Secondary Deviations (Ayler, 2009) was his Ayler debut in 2008, in the august company of drummer Croix Galipault, trumpeter Forbes Graham and alto saxophonistJim Hobbs. It is mainly aimed toward the stretch and sweat side of his explorations, with generous applications of that dense, sprightly, intricate robustness.
It may well be a hallmark of the time and has been lost in the shuffle of label churn and swirl.
All were in a moderately busy period. Galipault had recorded on Fur (Skycap, 2005), with bassist Joe Morris and saxophonist Joe Sexton, after debuting on No Photograph Available (Clean Feed, 2006), with trumpeter Dennis Gonzalez's Boston Project. He has more or less been on a hiatus since that recording.
Graham had recently launched his Blaq Lghtn label with a solo release, I Won't Stop (2007), and was running a concert series. Hobbs released The Story of Mankind (Not Two, 2008), and was soon to record Drunk on the Blood of the Holy Ones (AUM Fidelity, 2008) and Today on Earth (AUM Fidelity, 2009).
The recession hadn't fully roared yet and the recording industry, large and small, hadn't undergone a searing fundamental implosion.
Secondary Deviations is a homespun effort, with photos from Shiney William taken at Outpost 186, liner notes by a colleague, Jared Green, and skillful recording at New Haven's Firehouse 12 studio, by Nick Lloyd. The cover art is from long time Ayler collaborator, Ake Bjurhamn.

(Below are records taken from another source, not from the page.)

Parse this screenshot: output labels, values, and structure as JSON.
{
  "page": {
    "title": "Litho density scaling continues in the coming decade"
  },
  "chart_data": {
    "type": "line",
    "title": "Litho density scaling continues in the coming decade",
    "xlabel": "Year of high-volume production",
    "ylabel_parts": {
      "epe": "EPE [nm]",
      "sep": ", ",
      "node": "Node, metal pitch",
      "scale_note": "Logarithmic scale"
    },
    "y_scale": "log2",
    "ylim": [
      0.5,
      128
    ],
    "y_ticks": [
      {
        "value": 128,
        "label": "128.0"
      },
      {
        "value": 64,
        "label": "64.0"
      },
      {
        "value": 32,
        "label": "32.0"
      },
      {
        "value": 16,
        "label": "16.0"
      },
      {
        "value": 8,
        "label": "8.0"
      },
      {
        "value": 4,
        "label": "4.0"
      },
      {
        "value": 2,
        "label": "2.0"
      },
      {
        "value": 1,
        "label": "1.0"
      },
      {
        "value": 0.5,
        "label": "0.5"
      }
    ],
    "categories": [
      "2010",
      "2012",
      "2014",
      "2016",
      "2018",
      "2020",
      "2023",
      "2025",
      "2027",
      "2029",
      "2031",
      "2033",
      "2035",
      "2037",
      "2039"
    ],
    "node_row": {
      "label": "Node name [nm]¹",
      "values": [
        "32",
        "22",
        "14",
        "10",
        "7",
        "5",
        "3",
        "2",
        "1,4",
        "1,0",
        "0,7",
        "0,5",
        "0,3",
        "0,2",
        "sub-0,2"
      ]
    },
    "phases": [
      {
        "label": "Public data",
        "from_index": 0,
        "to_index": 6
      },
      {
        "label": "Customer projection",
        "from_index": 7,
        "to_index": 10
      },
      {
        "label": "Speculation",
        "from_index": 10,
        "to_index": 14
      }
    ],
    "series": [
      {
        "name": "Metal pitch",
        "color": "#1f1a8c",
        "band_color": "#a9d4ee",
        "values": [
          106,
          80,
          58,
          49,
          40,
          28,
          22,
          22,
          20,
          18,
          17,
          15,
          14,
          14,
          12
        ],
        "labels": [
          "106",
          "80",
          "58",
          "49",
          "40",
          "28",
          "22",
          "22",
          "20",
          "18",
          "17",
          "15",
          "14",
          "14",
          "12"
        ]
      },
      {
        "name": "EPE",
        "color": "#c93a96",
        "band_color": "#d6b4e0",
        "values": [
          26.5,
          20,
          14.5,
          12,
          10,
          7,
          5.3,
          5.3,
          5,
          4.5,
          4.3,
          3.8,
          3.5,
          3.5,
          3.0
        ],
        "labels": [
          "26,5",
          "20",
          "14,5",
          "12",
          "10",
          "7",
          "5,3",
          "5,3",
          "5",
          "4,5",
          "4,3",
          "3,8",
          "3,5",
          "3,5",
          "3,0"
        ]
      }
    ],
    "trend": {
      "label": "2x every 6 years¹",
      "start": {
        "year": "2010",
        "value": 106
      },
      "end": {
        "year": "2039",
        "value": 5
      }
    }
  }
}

The opening "Welcome Steps" has the feel of a fanfare, with an initial intro from Hobbs and Galipault. The drummer is subdued and subtle throughout the recording, curling around the ensemble like dry, windblown November leaves.

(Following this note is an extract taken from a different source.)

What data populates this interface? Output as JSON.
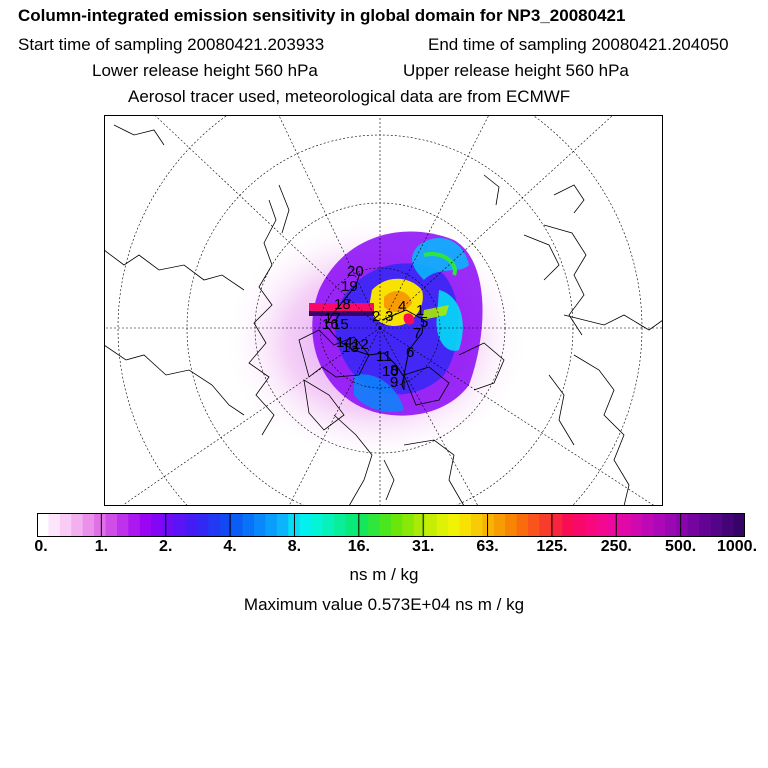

One of the more engaging facets of this recording is Hobbs demolition of the time honored chestnut regarding a saxophonist's sound. He has all sax "sounds" generally described over the years from gauziness to diamond-cutting sharpness; and then there are the barks. As someone owned by a genial Saint Bernard, a wily Border Collie and a blasé cat, Hobbs has made a study of intensively textured voicing. These barks have quite a bit of bite.

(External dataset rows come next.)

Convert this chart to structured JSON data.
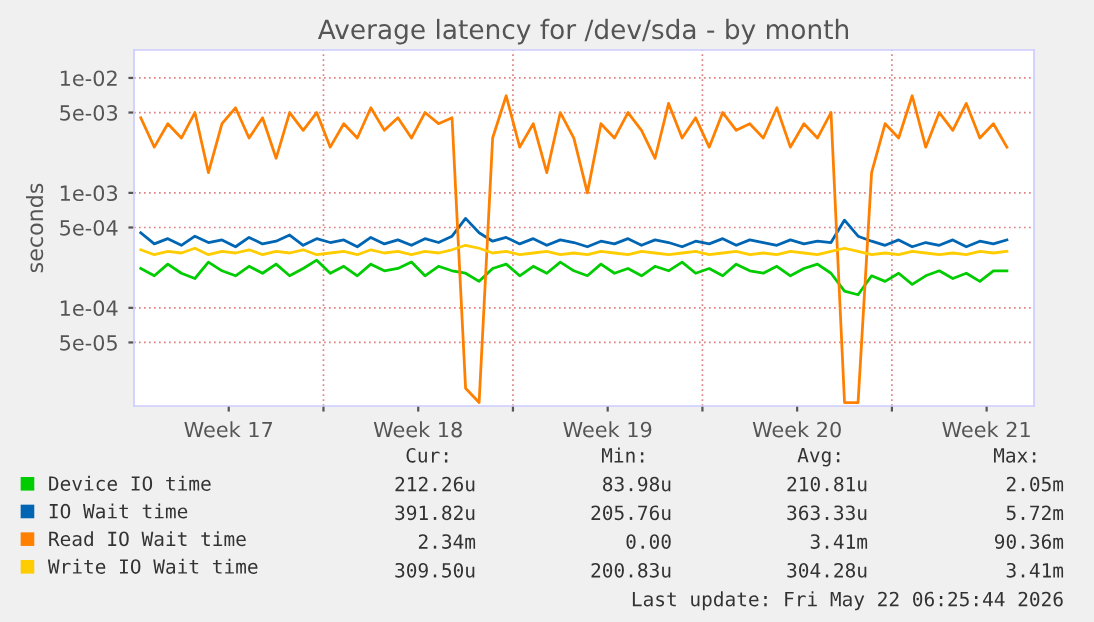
{
  "chart_data": {
    "type": "line",
    "title": "Average latency for /dev/sda - by month",
    "ylabel": "seconds",
    "log": "y",
    "xlim": [
      "2026-04-20T00:00",
      "2026-05-23T06:00"
    ],
    "xticks": [
      {
        "value": "2026-04-23T12:00",
        "label": "Week 17"
      },
      {
        "value": "2026-04-27T00:00",
        "label": null
      },
      {
        "value": "2026-04-30T12:00",
        "label": "Week 18"
      },
      {
        "value": "2026-05-04T00:00",
        "label": null
      },
      {
        "value": "2026-05-07T12:00",
        "label": "Week 19"
      },
      {
        "value": "2026-05-11T00:00",
        "label": null
      },
      {
        "value": "2026-05-14T12:00",
        "label": "Week 20"
      },
      {
        "value": "2026-05-18T00:00",
        "label": null
      },
      {
        "value": "2026-05-21T12:00",
        "label": "Week 21"
      }
    ],
    "ylim": [
      1.4e-05,
      0.0175
    ],
    "yticks": [
      {
        "value": 5e-05,
        "label": "5e-05"
      },
      {
        "value": 0.0001,
        "label": "1e-04"
      },
      {
        "value": 0.0005,
        "label": "5e-04"
      },
      {
        "value": 0.001,
        "label": "1e-03"
      },
      {
        "value": 0.005,
        "label": "5e-03"
      },
      {
        "value": 0.01,
        "label": "1e-02"
      }
    ],
    "grid": true,
    "legend": "bottom left",
    "x": [
      "2026-04-20T06:00",
      "2026-04-20T18:00",
      "2026-04-21T06:00",
      "2026-04-21T18:00",
      "2026-04-22T06:00",
      "2026-04-22T18:00",
      "2026-04-23T06:00",
      "2026-04-23T18:00",
      "2026-04-24T06:00",
      "2026-04-24T18:00",
      "2026-04-25T06:00",
      "2026-04-25T18:00",
      "2026-04-26T06:00",
      "2026-04-26T18:00",
      "2026-04-27T06:00",
      "2026-04-27T18:00",
      "2026-04-28T06:00",
      "2026-04-28T18:00",
      "2026-04-29T06:00",
      "2026-04-29T18:00",
      "2026-04-30T06:00",
      "2026-04-30T18:00",
      "2026-05-01T06:00",
      "2026-05-01T18:00",
      "2026-05-02T06:00",
      "2026-05-02T18:00",
      "2026-05-03T06:00",
      "2026-05-03T18:00",
      "2026-05-04T06:00",
      "2026-05-04T18:00",
      "2026-05-05T06:00",
      "2026-05-05T18:00",
      "2026-05-06T06:00",
      "2026-05-06T18:00",
      "2026-05-07T06:00",
      "2026-05-07T18:00",
      "2026-05-08T06:00",
      "2026-05-08T18:00",
      "2026-05-09T06:00",
      "2026-05-09T18:00",
      "2026-05-10T06:00",
      "2026-05-10T18:00",
      "2026-05-11T06:00",
      "2026-05-11T18:00",
      "2026-05-12T06:00",
      "2026-05-12T18:00",
      "2026-05-13T06:00",
      "2026-05-13T18:00",
      "2026-05-14T06:00",
      "2026-05-14T18:00",
      "2026-05-15T06:00",
      "2026-05-15T18:00",
      "2026-05-16T06:00",
      "2026-05-16T18:00",
      "2026-05-17T06:00",
      "2026-05-17T18:00",
      "2026-05-18T06:00",
      "2026-05-18T18:00",
      "2026-05-19T06:00",
      "2026-05-19T18:00",
      "2026-05-20T06:00",
      "2026-05-20T18:00",
      "2026-05-21T06:00",
      "2026-05-21T18:00",
      "2026-05-22T06:00"
    ],
    "series": [
      {
        "name": "Device IO time",
        "color": "#00cc00",
        "values": [
          0.00022,
          0.00019,
          0.00024,
          0.0002,
          0.00018,
          0.00025,
          0.00021,
          0.00019,
          0.00023,
          0.0002,
          0.00024,
          0.00019,
          0.00022,
          0.00026,
          0.0002,
          0.00023,
          0.00019,
          0.00024,
          0.00021,
          0.00022,
          0.00025,
          0.00019,
          0.00023,
          0.00021,
          0.0002,
          0.00017,
          0.00022,
          0.00024,
          0.00019,
          0.00023,
          0.0002,
          0.00025,
          0.00021,
          0.00019,
          0.00024,
          0.0002,
          0.00022,
          0.00019,
          0.00023,
          0.00021,
          0.00025,
          0.0002,
          0.00022,
          0.00019,
          0.00024,
          0.00021,
          0.0002,
          0.00023,
          0.00019,
          0.00022,
          0.00024,
          0.0002,
          0.00014,
          0.00013,
          0.00019,
          0.00017,
          0.0002,
          0.00016,
          0.00019,
          0.00021,
          0.00018,
          0.0002,
          0.00017,
          0.00021,
          0.00021
        ]
      },
      {
        "name": "IO Wait time",
        "color": "#0066b3",
        "values": [
          0.00045,
          0.00036,
          0.0004,
          0.00035,
          0.00042,
          0.00037,
          0.00039,
          0.00034,
          0.00041,
          0.00036,
          0.00038,
          0.00043,
          0.00035,
          0.0004,
          0.00037,
          0.00039,
          0.00034,
          0.00041,
          0.00036,
          0.00039,
          0.00035,
          0.0004,
          0.00037,
          0.00042,
          0.0006,
          0.00045,
          0.00038,
          0.00041,
          0.00036,
          0.0004,
          0.00035,
          0.00039,
          0.00037,
          0.00034,
          0.00038,
          0.00036,
          0.0004,
          0.00035,
          0.00039,
          0.00037,
          0.00034,
          0.00038,
          0.00036,
          0.0004,
          0.00035,
          0.00039,
          0.00037,
          0.00035,
          0.00039,
          0.00036,
          0.00038,
          0.00037,
          0.00058,
          0.00042,
          0.00038,
          0.00035,
          0.00039,
          0.00034,
          0.00037,
          0.00035,
          0.00039,
          0.00034,
          0.00038,
          0.00036,
          0.00039
        ]
      },
      {
        "name": "Read IO Wait time",
        "color": "#ff8000",
        "values": [
          0.0045,
          0.0025,
          0.004,
          0.003,
          0.005,
          0.0015,
          0.004,
          0.0055,
          0.003,
          0.0045,
          0.002,
          0.005,
          0.0035,
          0.005,
          0.0025,
          0.004,
          0.003,
          0.0055,
          0.0035,
          0.0045,
          0.003,
          0.005,
          0.004,
          0.0045,
          2e-05,
          1.5e-05,
          0.003,
          0.007,
          0.0025,
          0.004,
          0.0015,
          0.005,
          0.003,
          0.001,
          0.004,
          0.003,
          0.005,
          0.0035,
          0.002,
          0.006,
          0.003,
          0.0045,
          0.0025,
          0.005,
          0.0035,
          0.004,
          0.003,
          0.0055,
          0.0025,
          0.004,
          0.003,
          0.005,
          1.5e-05,
          1.5e-05,
          0.0015,
          0.004,
          0.003,
          0.007,
          0.0025,
          0.005,
          0.0035,
          0.006,
          0.003,
          0.004,
          0.0025
        ]
      },
      {
        "name": "Write IO Wait time",
        "color": "#ffcc00",
        "values": [
          0.00032,
          0.00029,
          0.00031,
          0.0003,
          0.00033,
          0.00029,
          0.00031,
          0.0003,
          0.00032,
          0.00029,
          0.00031,
          0.0003,
          0.00032,
          0.00029,
          0.0003,
          0.00031,
          0.00029,
          0.00032,
          0.0003,
          0.00031,
          0.00029,
          0.00031,
          0.0003,
          0.00032,
          0.00035,
          0.00033,
          0.0003,
          0.00031,
          0.00029,
          0.0003,
          0.00031,
          0.00029,
          0.0003,
          0.00029,
          0.00031,
          0.0003,
          0.00029,
          0.00031,
          0.0003,
          0.00029,
          0.0003,
          0.00031,
          0.00029,
          0.0003,
          0.00031,
          0.00029,
          0.0003,
          0.00029,
          0.00031,
          0.0003,
          0.00029,
          0.00031,
          0.00033,
          0.00031,
          0.00029,
          0.0003,
          0.00029,
          0.00031,
          0.0003,
          0.00029,
          0.0003,
          0.00029,
          0.00031,
          0.0003,
          0.00031
        ]
      }
    ],
    "annotations": [
      "Cur:",
      "Min:",
      "Avg:",
      "Max:",
      "212.26u",
      "83.98u",
      "210.81u",
      "2.05m",
      "391.82u",
      "205.76u",
      "363.33u",
      "5.72m",
      "2.34m",
      "0.00",
      "3.41m",
      "90.36m",
      "309.50u",
      "200.83u",
      "304.28u",
      "3.41m",
      "Last update: Fri May 22 06:25:44 2026"
    ]
  }
}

"Palm Dance" follows, and addresses dance in a roundabout way. Imagine a sturdy stock of dance music riff clichés, desiccated and worn by erosions of time to become these spare melodic kernels, motifs. William opens. He starts with a suggestive pluck or two, leaning this way and that before crystallizing the motif he'll wring throughout. Tone bending is a signature element of his bass work, and there is a froggy quality to it. All in all it is very spare with lots of little silences to frame the sounds.
"Rishi Ways" comes next and is literally the centerpiece and might be a counterpart to a ballad. There is a shuddering shaken stirring to it, beginning with textured horn shivers and shudders that morph to stark choppy blocks. It quiets down a bit with a William solo a third of the way along, with melodic horn elaborations applied to the final third with Hobbs' undulations and Graham's swoops galore..
"Upload Method" is extensive choppy honk bark tones from Hobbs, set against a more fluid Graham with a William stroll through bass. Melody is made of two or three tone sparseness. The thrust of invention aims for sound texture wealth and hits it with minimal fuss.
"Repetition," on the other hand, is a breakneck ending. It is some offspring of a long line of "flight" pieces that can be found in the Fats Navarro/Howard McGhee trumpeter sprints, the frenzy of saxophonists John Coltrane, Johnny Griffin and Hank Mobley running "All The Things You Are," or pianist Andrew Hill's "Flight 19."